Quand avec le romancier nous pénétrons les « arcanes » de la création, s’imposent cardinale la loi mathématique, une prédilection pour le chiffre 3, et se règlent en « accords » -par la « magie » de l’inversion -ou de l’emmêlement- les « désaccords » subis au quotidien. Une vie de misère, une vie d’indigence, une vie de solitaire alcoolisé ; une musique « blanche, incolore répétitive » une musique qui serait « le silence qui parle » Dissonances sans discordances. Et alors que Stravinsky, Poulenc, Debussy « inventent la musique dite moderne » Satie qui les a côtoyés, sera, restera un « anti dans ce monde de nantis » Et c’est bien cette « originalité » que restitue Patrick Roegiers. Il n’a jamais caché son amour « inconditionnel » pour ce compositeur (les mélopées suspendues, atones et mélancoliques m'émeuvent au-delà de tout) On a parfois l’impression que le romancier s’est approprié les « conseils » destinés aux interprètes (aux antipodes d’ailleurs de ceux prodigués par Debussy) (Satie soufflait ses indications dans l’oreille ; il se tenait à ses côtés, derrière son épaule, dans sa tête, au bout de ses doigts ») ou du moins que par un effet de fondu enchaîné, écrivain et pianiste se confondent – comme « animés » du même souffle.
Des épisodes au rendu truculent resteront en mémoire : la première de Parade 1917 (en écho celle de Relâche 1924 encore plus provocatrice). Succès à scandale. Public divisé, critique acerbe, Opposée aux brumes et brouillards debussystes propagés par touches diluées, sa musique opérait avec une précision mécanique dont il avait toujours rêvé… Choquée tant par la modernité picturale (Picasso) chorégraphique (Diaghilev) et musicale (Satie) et les interventions bruitistes intempestives, la salle criait au scandale [...]Pitrerie picassoterie satiesotterie.

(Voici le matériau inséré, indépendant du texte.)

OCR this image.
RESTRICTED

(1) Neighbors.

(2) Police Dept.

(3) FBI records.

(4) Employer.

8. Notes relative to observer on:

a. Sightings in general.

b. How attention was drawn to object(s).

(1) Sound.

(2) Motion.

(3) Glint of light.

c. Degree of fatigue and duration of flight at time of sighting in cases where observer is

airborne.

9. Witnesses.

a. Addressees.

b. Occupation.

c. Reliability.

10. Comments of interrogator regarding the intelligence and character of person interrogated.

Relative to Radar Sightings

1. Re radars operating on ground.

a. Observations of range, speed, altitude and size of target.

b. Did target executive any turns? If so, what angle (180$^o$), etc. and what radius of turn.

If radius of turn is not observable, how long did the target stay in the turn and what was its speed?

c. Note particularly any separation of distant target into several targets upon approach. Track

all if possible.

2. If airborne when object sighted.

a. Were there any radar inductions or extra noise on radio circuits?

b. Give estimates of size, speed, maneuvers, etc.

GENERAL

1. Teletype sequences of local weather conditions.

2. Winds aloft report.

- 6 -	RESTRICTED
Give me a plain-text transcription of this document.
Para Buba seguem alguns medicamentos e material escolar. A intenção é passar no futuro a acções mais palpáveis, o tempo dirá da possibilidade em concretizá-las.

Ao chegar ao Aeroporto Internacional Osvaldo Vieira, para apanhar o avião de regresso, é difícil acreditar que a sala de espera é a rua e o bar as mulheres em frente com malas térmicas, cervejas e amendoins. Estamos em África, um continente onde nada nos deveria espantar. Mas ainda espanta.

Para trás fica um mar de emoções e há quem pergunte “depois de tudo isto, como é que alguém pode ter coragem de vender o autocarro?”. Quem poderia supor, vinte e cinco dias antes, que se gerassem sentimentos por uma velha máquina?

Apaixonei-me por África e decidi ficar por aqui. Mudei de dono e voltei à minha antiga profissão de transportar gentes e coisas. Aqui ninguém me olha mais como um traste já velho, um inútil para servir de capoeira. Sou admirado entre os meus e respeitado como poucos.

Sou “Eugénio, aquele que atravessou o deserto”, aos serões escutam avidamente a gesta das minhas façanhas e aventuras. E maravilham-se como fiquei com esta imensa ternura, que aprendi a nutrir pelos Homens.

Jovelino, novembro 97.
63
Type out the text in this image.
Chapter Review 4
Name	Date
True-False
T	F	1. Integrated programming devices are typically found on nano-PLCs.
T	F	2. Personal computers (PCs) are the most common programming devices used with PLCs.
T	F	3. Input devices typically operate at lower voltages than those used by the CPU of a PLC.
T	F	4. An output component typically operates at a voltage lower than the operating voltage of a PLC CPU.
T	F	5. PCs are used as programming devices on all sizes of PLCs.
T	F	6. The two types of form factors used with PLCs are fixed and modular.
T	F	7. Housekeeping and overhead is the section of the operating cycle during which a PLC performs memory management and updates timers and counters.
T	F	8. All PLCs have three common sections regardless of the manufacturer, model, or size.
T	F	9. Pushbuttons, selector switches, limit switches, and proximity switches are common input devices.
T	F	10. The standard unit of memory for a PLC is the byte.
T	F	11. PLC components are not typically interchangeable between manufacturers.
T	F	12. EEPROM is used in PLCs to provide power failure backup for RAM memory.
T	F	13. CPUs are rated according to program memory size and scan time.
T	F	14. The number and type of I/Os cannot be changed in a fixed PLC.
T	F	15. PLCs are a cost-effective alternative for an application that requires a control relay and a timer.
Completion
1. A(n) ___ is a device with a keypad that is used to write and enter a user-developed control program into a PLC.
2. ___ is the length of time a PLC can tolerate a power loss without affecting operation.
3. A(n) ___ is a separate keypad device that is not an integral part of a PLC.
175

L’œuvre inspirée par son unique amour (Suzanne Valadon) Vexations (un motif musical de 1 à 2 minutes conçu en 1893 à répéter 840 fois) va jouer dans le roman de Patrick Roegiers le rôle d’ouverture, au sens symbolique, en écho à l’ouverture du roman. Entre en scène John Cage (que d’accointances avec Satie !) ; en 1963 il interprétera ce marathon musical avec 10 pianistes se relayant toutes les demi-heures…
Et pour les ultima verba Patrick Roegiers convoque -d’abord dans la chambre minuscule puis à l’hôpital et enfin au cimetière d’Arcueil- les amis morts ou vivants, les connus et les inconnus : peintres (dont Hockney,) musiciens (dont Cage et Glass), poètes, dadaïstes chorégraphes (dont Pina Bausch et Merce Cunningham) les villageois d’Arcueil, la famille (mère grand-mère et sœurs) Suzanne Valadon et son fils Utrillo – Dialogues et gestes imaginaires dans cette suprême théorie de la Vie à laquelle ne sont pas conviés les adversaires de toujours Barthes Breton Boulez
Ô ce thrène des temps modernes tel qu’en lui-même enfin l’éternité le change
Séquences ultimes aux allures de Parade ?
Dans le ballet frémissant des voix chères qui se sont tues…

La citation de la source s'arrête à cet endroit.